# Cloudflare Captcha and dictionary attack.



## abhigeek (Mar 27, 2016)

Guys from last few weeks I'm getting captcha error if I try to access any website that it hosted by cloudflare.
You can see this in image attached.



Because of malicious activity from my ip. 
Then I checked my ip at Project Honey

It turned out series of dictionary attacks are detected from my ip and series of email are sent from my ip.

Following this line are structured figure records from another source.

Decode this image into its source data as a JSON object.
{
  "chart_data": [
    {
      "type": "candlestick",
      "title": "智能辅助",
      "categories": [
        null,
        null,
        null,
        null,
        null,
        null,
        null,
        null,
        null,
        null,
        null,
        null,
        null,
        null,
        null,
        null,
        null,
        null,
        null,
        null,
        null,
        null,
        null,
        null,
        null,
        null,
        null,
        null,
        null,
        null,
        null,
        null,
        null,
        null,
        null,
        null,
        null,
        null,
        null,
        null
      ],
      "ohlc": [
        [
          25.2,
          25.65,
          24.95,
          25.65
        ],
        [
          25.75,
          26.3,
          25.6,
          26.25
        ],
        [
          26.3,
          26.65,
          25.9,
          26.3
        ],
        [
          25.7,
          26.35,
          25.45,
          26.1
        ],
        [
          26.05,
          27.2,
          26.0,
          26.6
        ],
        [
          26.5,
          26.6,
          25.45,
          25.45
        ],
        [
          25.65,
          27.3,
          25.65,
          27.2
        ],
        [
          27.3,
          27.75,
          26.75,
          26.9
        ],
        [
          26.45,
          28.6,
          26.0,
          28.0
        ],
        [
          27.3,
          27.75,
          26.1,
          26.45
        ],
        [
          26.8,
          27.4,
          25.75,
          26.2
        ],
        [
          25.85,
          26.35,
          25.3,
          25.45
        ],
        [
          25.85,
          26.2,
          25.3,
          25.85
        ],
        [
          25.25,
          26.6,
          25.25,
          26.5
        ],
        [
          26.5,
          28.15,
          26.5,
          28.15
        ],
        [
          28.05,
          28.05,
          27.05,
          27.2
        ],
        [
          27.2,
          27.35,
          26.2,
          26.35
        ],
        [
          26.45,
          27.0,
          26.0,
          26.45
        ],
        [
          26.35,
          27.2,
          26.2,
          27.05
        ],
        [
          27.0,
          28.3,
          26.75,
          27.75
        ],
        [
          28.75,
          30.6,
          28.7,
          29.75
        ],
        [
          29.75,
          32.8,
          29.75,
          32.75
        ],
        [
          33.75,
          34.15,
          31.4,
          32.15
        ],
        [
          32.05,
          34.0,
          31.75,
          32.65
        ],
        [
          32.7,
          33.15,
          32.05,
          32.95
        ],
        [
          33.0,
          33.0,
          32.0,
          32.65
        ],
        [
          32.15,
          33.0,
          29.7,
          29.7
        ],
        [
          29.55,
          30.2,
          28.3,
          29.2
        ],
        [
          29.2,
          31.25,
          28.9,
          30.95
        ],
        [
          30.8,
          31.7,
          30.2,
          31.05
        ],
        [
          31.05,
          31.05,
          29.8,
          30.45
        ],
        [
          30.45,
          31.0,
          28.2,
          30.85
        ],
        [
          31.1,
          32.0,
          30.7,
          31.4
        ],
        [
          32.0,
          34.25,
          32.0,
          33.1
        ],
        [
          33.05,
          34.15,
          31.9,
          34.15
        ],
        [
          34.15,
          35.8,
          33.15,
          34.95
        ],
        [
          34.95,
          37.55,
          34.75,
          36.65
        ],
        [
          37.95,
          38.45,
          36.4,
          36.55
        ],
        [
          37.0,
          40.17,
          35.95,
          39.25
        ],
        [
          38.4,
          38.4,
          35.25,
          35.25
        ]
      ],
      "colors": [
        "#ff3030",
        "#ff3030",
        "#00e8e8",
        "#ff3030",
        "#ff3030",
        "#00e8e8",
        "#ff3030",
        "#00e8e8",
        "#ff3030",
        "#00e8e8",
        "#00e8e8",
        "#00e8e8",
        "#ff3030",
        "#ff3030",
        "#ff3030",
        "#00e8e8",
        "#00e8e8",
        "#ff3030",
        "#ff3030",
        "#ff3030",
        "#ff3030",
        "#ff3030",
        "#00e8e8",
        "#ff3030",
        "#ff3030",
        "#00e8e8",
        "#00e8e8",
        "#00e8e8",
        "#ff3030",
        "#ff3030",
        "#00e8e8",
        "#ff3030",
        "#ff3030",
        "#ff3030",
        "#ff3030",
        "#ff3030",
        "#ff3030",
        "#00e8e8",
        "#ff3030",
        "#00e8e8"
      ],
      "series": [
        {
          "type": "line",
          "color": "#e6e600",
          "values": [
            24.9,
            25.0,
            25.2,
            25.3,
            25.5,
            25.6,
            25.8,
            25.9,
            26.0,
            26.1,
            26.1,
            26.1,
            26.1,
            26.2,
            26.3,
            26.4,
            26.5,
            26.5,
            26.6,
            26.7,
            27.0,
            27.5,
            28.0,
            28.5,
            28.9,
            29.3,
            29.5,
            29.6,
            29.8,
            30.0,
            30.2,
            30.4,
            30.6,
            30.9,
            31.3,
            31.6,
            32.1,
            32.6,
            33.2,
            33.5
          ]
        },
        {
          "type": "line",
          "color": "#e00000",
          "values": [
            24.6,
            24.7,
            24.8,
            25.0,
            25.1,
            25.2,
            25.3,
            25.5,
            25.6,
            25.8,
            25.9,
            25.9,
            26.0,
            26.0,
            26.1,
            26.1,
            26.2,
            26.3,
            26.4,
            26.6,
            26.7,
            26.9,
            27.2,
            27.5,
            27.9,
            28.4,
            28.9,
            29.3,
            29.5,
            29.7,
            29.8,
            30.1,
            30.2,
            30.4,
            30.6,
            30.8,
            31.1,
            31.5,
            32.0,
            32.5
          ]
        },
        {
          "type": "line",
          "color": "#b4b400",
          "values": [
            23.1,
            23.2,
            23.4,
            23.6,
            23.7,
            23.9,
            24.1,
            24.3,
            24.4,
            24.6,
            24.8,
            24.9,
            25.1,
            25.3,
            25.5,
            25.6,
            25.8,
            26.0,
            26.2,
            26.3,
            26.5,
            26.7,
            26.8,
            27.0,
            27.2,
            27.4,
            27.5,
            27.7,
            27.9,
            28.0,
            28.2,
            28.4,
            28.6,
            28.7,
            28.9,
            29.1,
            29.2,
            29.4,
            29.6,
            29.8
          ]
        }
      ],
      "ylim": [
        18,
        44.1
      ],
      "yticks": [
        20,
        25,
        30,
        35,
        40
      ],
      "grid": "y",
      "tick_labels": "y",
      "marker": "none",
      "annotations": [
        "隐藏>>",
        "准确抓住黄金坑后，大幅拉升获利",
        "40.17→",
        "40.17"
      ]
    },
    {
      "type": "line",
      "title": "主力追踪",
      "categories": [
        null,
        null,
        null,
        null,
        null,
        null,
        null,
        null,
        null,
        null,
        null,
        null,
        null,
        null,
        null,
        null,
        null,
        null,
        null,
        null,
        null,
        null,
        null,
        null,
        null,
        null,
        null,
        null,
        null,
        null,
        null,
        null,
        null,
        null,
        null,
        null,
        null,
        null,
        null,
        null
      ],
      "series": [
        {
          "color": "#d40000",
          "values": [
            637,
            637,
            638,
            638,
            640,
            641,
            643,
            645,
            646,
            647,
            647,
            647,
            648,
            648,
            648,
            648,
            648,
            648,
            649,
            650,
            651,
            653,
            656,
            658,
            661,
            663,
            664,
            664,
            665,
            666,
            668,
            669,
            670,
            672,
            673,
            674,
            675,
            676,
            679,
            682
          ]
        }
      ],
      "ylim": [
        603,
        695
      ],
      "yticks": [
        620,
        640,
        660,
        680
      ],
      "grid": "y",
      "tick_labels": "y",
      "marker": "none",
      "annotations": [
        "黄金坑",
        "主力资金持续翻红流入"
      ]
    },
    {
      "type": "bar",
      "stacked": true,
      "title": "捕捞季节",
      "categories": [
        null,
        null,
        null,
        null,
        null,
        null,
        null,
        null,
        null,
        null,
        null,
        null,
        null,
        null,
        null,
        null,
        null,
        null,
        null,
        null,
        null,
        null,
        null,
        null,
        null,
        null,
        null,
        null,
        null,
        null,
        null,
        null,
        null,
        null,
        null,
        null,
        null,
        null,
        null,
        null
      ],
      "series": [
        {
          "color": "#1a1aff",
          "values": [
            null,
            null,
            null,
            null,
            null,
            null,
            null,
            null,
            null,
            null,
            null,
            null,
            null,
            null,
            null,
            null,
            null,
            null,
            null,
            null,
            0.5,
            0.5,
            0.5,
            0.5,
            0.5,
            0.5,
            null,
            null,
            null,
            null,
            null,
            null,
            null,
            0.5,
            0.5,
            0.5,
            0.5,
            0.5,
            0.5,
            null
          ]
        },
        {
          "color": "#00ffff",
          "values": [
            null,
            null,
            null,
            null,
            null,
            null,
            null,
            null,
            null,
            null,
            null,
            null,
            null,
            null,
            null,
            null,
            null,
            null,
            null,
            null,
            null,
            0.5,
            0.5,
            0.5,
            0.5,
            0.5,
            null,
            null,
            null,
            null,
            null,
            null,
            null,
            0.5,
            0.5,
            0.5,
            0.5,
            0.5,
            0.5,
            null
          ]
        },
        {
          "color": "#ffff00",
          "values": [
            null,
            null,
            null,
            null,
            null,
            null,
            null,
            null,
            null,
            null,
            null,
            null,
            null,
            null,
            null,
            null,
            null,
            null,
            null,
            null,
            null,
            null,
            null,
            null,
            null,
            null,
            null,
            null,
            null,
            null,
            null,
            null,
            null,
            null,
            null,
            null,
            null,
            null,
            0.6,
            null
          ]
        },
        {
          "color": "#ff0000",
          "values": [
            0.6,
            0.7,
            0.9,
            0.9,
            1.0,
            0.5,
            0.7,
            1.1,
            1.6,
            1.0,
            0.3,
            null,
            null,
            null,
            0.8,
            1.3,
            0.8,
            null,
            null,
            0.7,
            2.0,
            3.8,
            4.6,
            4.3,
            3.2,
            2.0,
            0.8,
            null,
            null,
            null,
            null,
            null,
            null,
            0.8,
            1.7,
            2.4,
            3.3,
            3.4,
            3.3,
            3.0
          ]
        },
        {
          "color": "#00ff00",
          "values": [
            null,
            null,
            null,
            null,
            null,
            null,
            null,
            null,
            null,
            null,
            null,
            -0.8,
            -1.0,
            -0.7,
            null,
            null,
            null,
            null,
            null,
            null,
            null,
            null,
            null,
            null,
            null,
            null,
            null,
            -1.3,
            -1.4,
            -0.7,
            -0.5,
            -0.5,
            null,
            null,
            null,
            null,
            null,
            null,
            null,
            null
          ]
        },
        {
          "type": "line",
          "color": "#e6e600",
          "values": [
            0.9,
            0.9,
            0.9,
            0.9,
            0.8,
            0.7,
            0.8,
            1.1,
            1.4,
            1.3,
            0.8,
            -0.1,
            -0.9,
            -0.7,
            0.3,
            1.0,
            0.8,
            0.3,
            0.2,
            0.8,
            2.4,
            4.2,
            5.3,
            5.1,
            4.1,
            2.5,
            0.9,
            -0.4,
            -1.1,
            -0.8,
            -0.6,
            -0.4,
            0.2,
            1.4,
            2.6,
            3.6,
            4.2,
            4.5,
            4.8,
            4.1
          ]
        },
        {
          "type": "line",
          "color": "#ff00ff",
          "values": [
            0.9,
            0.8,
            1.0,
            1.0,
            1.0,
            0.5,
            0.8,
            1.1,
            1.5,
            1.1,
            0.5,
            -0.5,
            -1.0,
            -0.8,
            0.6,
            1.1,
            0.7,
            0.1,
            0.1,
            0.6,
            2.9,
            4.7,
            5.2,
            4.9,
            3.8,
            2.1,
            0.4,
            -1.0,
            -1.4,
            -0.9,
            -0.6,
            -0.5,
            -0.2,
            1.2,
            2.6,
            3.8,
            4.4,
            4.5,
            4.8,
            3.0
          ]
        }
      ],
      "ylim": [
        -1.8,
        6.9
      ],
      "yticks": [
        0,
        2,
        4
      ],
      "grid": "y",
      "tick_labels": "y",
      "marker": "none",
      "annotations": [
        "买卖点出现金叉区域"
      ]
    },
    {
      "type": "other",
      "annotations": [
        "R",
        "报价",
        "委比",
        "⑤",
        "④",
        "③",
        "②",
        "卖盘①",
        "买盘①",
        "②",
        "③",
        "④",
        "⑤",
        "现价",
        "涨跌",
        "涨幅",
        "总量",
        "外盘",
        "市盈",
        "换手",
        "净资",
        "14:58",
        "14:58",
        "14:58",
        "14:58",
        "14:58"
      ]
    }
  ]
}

I have scanned my pc with malware bytes, but it didn't detect anything.

- - - Updated - - -

bump!!!

- - - Updated - - -

bump!! Any one?

- - - Updated - - -

bump again


----------



## icebags (Mar 27, 2016)

update your avast, thorough scan the whole pc, install a good firewall and, may be get a new ip.


----------



## TheSloth (Mar 27, 2016)

install a good firewall ?? can name few please? So far i was thinking windows firewall is enough.


----------



## icebags (Mar 27, 2016)

if you have updated windows firewall, i heard it is good. but i always thought comodo, or at least zonealarm is better.


----------



## TheSloth (Mar 27, 2016)

alright. thanks man. won't it slow down my net speed like pages are laoding a bit slower or if i am streaming a match?


----------